描述
For two strings s and t, we say "t divides s" if and only if s = t + ... + t (t concatenated with itself 1 or more times)
Given two strings str1 and str2, return the largest string x such that x divides both str1 and str2.
Example 1:
Input: str1 = "ABCABC", str2 = "ABC"
Output: "ABC"
Example 2:
Input: str1 = "ABABAB", str2 = "ABAB"
Output: "AB"
Example 3:
Input: str1 = "LEET", str2 = "CODE"
Output: ""
Example 4:
Input: str1 = "ABCDEF", str2 = "ABC"
Output: ""
Note:
1 <= str1.length <= 1000
1 <= str2.length <= 1000
str1 and str2 consist of English uppercase letters.
解析
根据题意,就是找出最大的相同的子字符串。
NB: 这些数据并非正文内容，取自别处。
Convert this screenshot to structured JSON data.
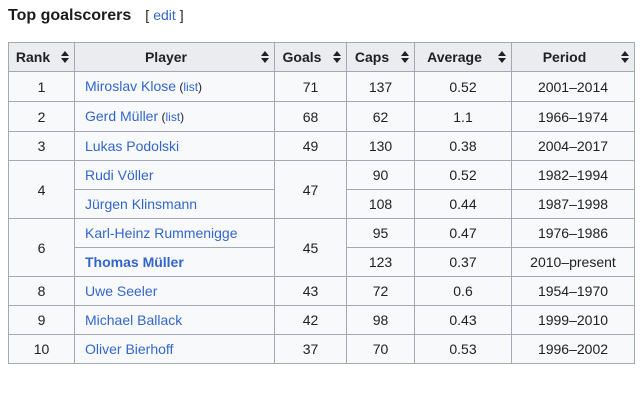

思路简单,就是先遍历找出 str1 和 str2 都能整除的最大数 i ,然后判断 str1[:i] 和 str2[:i] 是否相等,如果相等则直接返回,否则继续进行此过程,如果仍没又找到则返回空字符串。
解答
class Solution(object):
def gcdOfStrings(self, str1, str2):
"""
:type str1: str
:type str2: str
:rtype: str
"""
if str1 == str2:
return str1
if str1 + str2 != str2 + str1:
return ''
if len(str1) < len(str2):
str1, str2 = str2, str1
l1, l2 = len(str1), len(str2)
for i in range(l2, 0, -1):
if l1 % i != 0 or l2 % i != 0:
continue
if str1[:i] == str2[:i]:
return str1[:i]
return ""
运行结果
Runtime: 16 ms, faster than 84.41% of Python online submissions for Greatest Common Divisor of Strings.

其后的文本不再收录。